India is the largest manufacturer of vaccines. During the pandemic, the country has not only met domestic needs but has provided vaccines to developing and undeveloped countries, though this had seen a temporary pause plans on resuming the export of vaccines have seen a start yet again. Covid-19 directed focus on the Indian pharma industry for efforts made on ensuring manufacturing quality, innovation, speed, and prices. Such a performance is being noticed all over the world and hence should only open more business opportunities for India.

"Many developed countries offer innovator markets where patented drugs are being sold in large. However, in the case of generic drugs, India has a much bigger volume share, but in terms of value, it’s way lesser than any other market. The country contributes over 20% by value to the global generics market, with Indian products contributing over 40% (by volume) of US drugs. Remarkably, its prices are among the lowest in the world. Despite having some of the lowest prices, large Indian companies are capable of serving not only the Indian market for essential drugs but also the global market," he said.

The CDMO sector is highly fragmented consisting of huge numbers of players, from small, medium-sized companies to large ones. This fragmentation results in the unclear demarcation of strong quality manufacturer from a price-focused manufacturer. Moreover, such a fragmentation becomes a challenge as the quality manufactures have to ensure to not let the costs increase too much.

Another challenge is the cost of sourcing the raw material, packaging and delivery of the end product. While customers don’t expect the CDMOs to bear the price difference still the volatility associated with pricing can sometimes impact delivery timelines.
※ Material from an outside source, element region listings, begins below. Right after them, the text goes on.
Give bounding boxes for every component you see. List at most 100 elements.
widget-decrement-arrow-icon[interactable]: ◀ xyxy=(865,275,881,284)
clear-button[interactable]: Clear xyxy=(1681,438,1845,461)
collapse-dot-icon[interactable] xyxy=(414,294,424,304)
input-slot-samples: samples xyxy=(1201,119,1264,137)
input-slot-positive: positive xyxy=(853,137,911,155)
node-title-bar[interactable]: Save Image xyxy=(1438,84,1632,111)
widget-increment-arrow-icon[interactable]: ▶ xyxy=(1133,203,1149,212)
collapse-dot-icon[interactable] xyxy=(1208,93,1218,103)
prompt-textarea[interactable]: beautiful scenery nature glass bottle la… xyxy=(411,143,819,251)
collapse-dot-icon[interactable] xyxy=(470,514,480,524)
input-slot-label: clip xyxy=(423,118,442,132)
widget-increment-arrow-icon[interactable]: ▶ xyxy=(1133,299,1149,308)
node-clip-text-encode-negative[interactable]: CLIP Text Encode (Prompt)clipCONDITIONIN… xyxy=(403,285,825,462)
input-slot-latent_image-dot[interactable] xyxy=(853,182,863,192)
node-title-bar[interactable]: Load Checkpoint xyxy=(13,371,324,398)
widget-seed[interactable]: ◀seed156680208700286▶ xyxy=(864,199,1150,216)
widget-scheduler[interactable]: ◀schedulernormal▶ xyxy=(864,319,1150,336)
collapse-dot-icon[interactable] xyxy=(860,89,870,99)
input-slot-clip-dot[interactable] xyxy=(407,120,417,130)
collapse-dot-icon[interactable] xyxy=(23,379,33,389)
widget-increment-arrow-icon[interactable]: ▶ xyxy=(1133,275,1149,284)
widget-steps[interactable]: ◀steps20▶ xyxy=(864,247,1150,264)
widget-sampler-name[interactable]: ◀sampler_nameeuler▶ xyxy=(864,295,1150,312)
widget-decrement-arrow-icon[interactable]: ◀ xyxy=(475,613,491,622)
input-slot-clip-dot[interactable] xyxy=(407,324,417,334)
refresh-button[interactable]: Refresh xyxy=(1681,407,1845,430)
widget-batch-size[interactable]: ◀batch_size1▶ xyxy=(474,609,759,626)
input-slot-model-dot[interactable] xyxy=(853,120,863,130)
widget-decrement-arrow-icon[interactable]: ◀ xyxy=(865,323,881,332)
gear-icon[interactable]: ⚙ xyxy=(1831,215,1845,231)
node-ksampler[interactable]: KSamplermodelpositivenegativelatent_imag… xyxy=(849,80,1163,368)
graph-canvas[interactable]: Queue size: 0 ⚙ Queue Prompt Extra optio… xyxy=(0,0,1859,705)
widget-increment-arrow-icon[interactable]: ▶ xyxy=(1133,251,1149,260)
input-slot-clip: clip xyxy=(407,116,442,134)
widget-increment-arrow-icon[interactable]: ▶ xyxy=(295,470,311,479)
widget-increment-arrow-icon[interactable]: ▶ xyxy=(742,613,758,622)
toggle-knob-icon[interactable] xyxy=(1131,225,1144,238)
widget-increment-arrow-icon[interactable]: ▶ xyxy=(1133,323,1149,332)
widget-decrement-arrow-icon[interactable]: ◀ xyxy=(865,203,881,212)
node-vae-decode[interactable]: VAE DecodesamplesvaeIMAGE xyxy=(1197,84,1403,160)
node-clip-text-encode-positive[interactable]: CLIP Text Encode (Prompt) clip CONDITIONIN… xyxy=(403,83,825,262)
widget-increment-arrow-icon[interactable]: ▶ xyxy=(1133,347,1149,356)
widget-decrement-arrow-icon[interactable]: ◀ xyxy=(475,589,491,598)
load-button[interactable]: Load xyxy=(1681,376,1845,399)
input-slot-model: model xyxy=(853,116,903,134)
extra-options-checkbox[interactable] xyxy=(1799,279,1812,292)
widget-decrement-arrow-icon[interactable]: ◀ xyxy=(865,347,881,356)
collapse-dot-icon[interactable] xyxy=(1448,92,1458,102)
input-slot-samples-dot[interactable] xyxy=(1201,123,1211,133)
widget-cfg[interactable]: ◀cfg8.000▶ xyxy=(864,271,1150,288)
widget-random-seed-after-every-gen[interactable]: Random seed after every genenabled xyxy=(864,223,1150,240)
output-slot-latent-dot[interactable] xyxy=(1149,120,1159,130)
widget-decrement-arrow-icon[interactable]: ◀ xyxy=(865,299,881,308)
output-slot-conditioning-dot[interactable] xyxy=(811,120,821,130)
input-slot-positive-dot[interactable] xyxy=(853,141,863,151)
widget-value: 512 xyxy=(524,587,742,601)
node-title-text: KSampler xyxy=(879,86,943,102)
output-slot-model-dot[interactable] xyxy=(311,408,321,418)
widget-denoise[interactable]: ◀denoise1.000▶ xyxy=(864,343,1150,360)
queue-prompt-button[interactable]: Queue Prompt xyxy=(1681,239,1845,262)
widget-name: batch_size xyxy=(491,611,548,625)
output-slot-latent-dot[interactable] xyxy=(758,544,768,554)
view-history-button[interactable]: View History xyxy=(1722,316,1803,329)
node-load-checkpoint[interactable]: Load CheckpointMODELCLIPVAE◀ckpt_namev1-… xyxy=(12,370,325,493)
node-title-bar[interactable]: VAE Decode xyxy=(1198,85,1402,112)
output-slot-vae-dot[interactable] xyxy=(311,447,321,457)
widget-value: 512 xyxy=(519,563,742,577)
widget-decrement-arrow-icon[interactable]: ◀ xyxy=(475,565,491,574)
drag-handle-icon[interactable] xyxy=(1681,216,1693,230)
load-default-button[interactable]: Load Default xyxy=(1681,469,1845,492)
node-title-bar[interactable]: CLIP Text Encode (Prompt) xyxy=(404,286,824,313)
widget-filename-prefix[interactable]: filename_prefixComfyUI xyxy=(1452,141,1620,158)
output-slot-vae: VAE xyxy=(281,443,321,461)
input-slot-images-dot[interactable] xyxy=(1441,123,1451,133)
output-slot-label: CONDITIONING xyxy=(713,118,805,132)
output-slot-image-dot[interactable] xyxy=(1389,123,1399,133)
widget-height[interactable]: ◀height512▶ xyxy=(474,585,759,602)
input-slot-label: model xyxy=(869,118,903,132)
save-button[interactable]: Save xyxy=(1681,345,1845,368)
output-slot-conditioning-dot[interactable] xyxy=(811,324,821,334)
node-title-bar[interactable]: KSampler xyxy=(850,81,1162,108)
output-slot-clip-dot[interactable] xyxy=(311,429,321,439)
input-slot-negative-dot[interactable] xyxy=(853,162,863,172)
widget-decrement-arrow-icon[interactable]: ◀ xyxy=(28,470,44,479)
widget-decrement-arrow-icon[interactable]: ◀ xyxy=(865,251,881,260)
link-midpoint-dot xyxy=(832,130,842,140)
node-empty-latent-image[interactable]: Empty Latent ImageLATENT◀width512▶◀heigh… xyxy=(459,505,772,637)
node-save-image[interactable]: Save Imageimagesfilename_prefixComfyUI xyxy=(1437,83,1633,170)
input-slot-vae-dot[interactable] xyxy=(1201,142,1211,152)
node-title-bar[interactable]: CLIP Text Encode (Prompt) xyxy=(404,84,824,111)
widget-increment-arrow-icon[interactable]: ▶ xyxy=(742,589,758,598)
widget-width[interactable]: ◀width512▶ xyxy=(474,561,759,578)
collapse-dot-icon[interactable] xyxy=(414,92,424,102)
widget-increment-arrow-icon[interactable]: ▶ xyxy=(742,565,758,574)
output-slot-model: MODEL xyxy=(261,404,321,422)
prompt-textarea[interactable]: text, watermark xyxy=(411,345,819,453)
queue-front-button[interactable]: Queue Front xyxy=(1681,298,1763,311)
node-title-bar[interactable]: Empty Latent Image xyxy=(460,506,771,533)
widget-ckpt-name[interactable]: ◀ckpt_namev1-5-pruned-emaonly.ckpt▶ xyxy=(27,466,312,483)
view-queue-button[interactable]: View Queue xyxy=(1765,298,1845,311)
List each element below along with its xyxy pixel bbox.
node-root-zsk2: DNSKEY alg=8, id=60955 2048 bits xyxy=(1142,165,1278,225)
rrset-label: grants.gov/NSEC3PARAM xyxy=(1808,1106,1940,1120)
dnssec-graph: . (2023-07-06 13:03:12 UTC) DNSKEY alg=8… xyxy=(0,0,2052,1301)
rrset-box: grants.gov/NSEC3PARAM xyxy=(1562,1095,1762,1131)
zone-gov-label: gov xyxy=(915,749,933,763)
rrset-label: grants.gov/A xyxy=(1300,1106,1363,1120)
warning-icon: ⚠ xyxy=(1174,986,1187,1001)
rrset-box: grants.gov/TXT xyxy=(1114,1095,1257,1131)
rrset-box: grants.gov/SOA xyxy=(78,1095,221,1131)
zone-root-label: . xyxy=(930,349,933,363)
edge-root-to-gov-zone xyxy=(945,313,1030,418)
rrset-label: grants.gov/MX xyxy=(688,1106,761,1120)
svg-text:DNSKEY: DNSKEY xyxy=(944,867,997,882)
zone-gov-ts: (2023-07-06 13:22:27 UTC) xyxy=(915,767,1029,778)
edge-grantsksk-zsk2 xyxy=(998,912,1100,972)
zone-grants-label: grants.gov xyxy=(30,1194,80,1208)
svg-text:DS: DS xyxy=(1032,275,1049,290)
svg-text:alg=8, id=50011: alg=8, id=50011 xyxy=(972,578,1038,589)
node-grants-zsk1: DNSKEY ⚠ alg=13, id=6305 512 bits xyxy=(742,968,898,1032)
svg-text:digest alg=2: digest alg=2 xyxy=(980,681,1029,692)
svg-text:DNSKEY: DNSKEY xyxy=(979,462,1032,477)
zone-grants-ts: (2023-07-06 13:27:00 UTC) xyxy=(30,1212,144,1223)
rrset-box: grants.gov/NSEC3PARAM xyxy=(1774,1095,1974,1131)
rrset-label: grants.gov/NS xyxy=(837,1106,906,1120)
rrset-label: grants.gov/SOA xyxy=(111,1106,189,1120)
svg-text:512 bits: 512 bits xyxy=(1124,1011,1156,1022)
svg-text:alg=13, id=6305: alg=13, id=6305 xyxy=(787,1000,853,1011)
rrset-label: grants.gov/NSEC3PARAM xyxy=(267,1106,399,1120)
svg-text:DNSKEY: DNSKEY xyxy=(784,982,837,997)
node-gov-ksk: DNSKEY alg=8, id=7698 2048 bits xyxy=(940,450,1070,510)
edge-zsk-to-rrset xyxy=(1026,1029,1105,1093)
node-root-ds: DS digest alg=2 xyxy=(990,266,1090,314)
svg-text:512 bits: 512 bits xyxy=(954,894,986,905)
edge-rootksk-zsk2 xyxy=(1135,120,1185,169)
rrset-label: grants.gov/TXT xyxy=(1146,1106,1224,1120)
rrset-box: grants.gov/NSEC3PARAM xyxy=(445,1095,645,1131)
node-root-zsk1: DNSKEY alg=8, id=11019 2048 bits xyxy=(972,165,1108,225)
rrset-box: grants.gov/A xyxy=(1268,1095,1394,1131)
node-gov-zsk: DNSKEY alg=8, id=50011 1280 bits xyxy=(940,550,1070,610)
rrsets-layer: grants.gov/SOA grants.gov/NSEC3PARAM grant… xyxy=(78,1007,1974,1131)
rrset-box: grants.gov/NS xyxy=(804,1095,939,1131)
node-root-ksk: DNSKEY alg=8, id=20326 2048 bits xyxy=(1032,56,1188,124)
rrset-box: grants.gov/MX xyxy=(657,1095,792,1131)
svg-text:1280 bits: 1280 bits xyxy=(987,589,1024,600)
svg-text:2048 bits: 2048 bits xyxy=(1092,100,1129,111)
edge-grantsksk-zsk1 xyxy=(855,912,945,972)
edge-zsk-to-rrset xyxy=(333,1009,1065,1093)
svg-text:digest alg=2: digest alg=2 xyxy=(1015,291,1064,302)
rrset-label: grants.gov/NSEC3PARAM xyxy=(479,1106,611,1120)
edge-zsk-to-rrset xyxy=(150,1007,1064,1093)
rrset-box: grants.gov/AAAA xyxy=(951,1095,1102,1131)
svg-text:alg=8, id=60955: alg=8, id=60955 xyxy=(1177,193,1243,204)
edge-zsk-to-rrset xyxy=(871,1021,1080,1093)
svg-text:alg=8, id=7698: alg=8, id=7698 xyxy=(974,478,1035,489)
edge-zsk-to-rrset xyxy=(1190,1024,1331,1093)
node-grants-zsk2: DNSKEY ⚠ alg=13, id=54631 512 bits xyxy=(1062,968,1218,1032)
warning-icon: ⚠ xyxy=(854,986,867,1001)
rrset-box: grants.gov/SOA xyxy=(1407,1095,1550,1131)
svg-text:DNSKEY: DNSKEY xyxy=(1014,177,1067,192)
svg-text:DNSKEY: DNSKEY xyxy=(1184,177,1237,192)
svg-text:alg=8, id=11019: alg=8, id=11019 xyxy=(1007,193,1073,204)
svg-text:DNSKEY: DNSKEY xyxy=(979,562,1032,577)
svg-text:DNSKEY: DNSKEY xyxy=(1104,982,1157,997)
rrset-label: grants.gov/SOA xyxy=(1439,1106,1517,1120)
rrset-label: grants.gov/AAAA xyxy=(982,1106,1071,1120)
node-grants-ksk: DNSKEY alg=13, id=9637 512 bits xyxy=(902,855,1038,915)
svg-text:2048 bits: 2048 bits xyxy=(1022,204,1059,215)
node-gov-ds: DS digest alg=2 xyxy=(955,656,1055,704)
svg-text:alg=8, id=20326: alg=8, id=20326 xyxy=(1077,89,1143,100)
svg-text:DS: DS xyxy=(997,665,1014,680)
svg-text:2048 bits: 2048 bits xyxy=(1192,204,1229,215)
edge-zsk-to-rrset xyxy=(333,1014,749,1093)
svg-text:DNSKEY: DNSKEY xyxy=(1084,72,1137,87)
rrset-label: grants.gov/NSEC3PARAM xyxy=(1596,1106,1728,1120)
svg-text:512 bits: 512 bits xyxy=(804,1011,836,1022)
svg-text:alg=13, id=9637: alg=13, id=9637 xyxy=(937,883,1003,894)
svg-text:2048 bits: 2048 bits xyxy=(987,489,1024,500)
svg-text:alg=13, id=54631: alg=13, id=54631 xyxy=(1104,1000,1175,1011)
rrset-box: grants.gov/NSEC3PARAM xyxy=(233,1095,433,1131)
Lastly, due to Covid-19, the CDMO industry is experiencing constraints on external R&D and production initiatives; the plan now is to bring back the production to pre-Covid scenario and focus on scaling up the overall capacity and operation to be able to meet the demands.

Talking about expansion he said, "Yes, we do have plans on expansion. We have essentially chosen the field of injectables. At present, we are large scale manufacturers of tablets, capsules, oral solids, and liquids. In order to cater to different therapeutic segments, our primary focus for R&D is expanding and diversifying our product and delivery system offerings. We continue to focus on expanding our product development and manufacturing capabilities in complex generic products by developing products such as alternate dosages; coating technologies, including, pellet coating using bottom spray, pH dependent coating, API coating, and nanonized crystals; nutraceuticals dosages such as biscuits, protein powder, supplements, etc; and ayurvedic products for wellness, hair oils and cough syrups.

“From here we want to move towards injectables where we want to build in a similar business of trade generics and exports. We are now in the process of building our new brownfield project for injectables".

"We export to some Southeast Asia, Africa and CIS countries and have plans to export to more countries. Most of our revenue comes from the Indian market. As of now, the export contributes to 5% of our total revenue," he said.